As I arrived back on campus, my heart pounded in my chest. My body felt weak, almost euphoric. Many of my classmates had remained in the same area and saw each other more often, but true to form I had left the nest and sailed into uncharted waters.

The whole weekend was like a glorious out of body experience. People I knew well and people I hadn’t all asked how I’d been and seemed to care about my response. I realized that I cared about theirs and I was proud of their numerous accomplishments. I remembered more first and last names than I thought I would. Seeing my teachers struck such a resonant chord with me. They had spent four years as my surrogate parents, setting me up for success, talking me through rough patches, and inviting me for Sunday afternoon tea. The whole reunion was like a warm celebratory ritual with dancing, drinking, and storytelling.

Near the end of the evening I was laughing with a friend who had gone with me to the Caribbean aboard the school’s tall ship to do an on-site marine studies class. We were resting our feet as the rest of our classmates danced the night away. He asked me what I was up to and I told him about the play I was writing, my novel, my new apartment, and how much i enjoyed the process of developing new musicals.

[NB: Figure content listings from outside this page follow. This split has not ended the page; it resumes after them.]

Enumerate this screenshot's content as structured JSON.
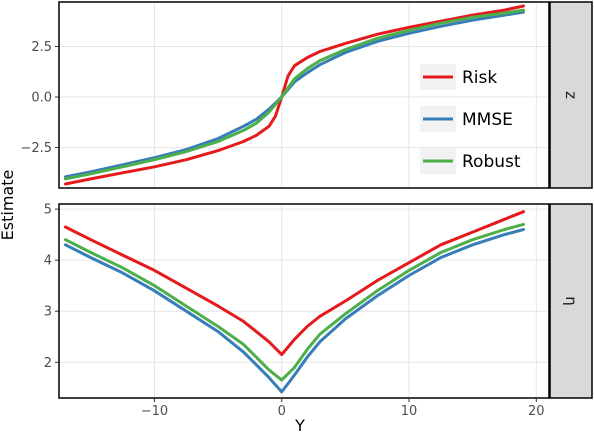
{
  "chart_data": {
    "type": "line",
    "ylabel": "Estimate",
    "xlabel": "Y",
    "x_ticks": [
      -10,
      0,
      10,
      20
    ],
    "xlim": [
      -17.5,
      21
    ],
    "legend": {
      "placement": "inside top panel, right",
      "entries": [
        "Risk",
        "MMSE",
        "Robust"
      ]
    },
    "series_colors": {
      "Risk": "#e41a1c",
      "MMSE": "#377eb8",
      "Robust": "#4daf4a"
    },
    "panels": [
      {
        "strip_label": "z",
        "ylim": [
          -4.5,
          4.7
        ],
        "y_ticks": [
          -2.5,
          0.0,
          2.5
        ],
        "y_tick_labels": [
          "−2.5",
          "0.0",
          "2.5"
        ],
        "series": [
          {
            "name": "Risk",
            "x": [
              -17,
              -15,
              -12.5,
              -10,
              -7.5,
              -5,
              -3,
              -2,
              -1,
              -0.5,
              0,
              0.5,
              1,
              2,
              3,
              5,
              7.5,
              10,
              12.5,
              15,
              17.5,
              19
            ],
            "y": [
              -4.3,
              -4.05,
              -3.75,
              -3.45,
              -3.1,
              -2.65,
              -2.2,
              -1.9,
              -1.45,
              -0.95,
              0.0,
              1.05,
              1.55,
              1.95,
              2.25,
              2.65,
              3.1,
              3.45,
              3.75,
              4.05,
              4.3,
              4.5
            ]
          },
          {
            "name": "MMSE",
            "x": [
              -17,
              -15,
              -12.5,
              -10,
              -7.5,
              -5,
              -3,
              -2,
              -1,
              0,
              1,
              2,
              3,
              5,
              7.5,
              10,
              12.5,
              15,
              17.5,
              19
            ],
            "y": [
              -3.95,
              -3.7,
              -3.35,
              -3.0,
              -2.6,
              -2.05,
              -1.45,
              -1.1,
              -0.6,
              0.0,
              0.75,
              1.2,
              1.6,
              2.2,
              2.75,
              3.15,
              3.5,
              3.8,
              4.05,
              4.2
            ]
          },
          {
            "name": "Robust",
            "x": [
              -17,
              -15,
              -12.5,
              -10,
              -7.5,
              -5,
              -3,
              -2,
              -1,
              0,
              1,
              2,
              3,
              5,
              7.5,
              10,
              12.5,
              15,
              17.5,
              19
            ],
            "y": [
              -4.05,
              -3.8,
              -3.45,
              -3.1,
              -2.7,
              -2.2,
              -1.65,
              -1.3,
              -0.75,
              0.0,
              0.9,
              1.4,
              1.8,
              2.35,
              2.9,
              3.3,
              3.65,
              3.95,
              4.15,
              4.3
            ]
          }
        ]
      },
      {
        "strip_label": "η",
        "ylim": [
          1.3,
          5.1
        ],
        "y_ticks": [
          2,
          3,
          4,
          5
        ],
        "y_tick_labels": [
          "2",
          "3",
          "4",
          "5"
        ],
        "series": [
          {
            "name": "Risk",
            "x": [
              -17,
              -15,
              -12.5,
              -10,
              -7.5,
              -5,
              -3,
              -2,
              -1,
              0,
              1,
              2,
              3,
              5,
              7.5,
              10,
              12.5,
              15,
              17.5,
              19
            ],
            "y": [
              4.65,
              4.4,
              4.1,
              3.8,
              3.45,
              3.1,
              2.8,
              2.6,
              2.4,
              2.15,
              2.45,
              2.7,
              2.9,
              3.2,
              3.6,
              3.95,
              4.3,
              4.55,
              4.8,
              4.95
            ]
          },
          {
            "name": "MMSE",
            "x": [
              -17,
              -15,
              -12.5,
              -10,
              -7.5,
              -5,
              -3,
              -2,
              -1,
              0,
              1,
              2,
              3,
              5,
              7.5,
              10,
              12.5,
              15,
              17.5,
              19
            ],
            "y": [
              4.3,
              4.05,
              3.75,
              3.4,
              3.0,
              2.6,
              2.2,
              1.95,
              1.7,
              1.42,
              1.75,
              2.1,
              2.4,
              2.85,
              3.3,
              3.7,
              4.05,
              4.3,
              4.5,
              4.6
            ]
          },
          {
            "name": "Robust",
            "x": [
              -17,
              -15,
              -12.5,
              -10,
              -7.5,
              -5,
              -3,
              -2,
              -1,
              0,
              1,
              2,
              3,
              5,
              7.5,
              10,
              12.5,
              15,
              17.5,
              19
            ],
            "y": [
              4.4,
              4.15,
              3.85,
              3.5,
              3.1,
              2.7,
              2.35,
              2.1,
              1.85,
              1.65,
              1.9,
              2.25,
              2.55,
              2.95,
              3.4,
              3.8,
              4.15,
              4.4,
              4.6,
              4.7
            ]
          }
        ]
      }
    ]
  }
}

“You’re living the dream.” He laughed and smiled at me.

Until he said that, I had completely forgotten that I was.

1bowspritAt the end of the weekend, I felt my ship had been thoroughly resuplied. I had collected information and maps, and made plans for new adventures, confident that I could sail across the fated sea with a warm wind at my back.

I have decided that once Odysseus returned to Ithaca, he must have longed for another voyage.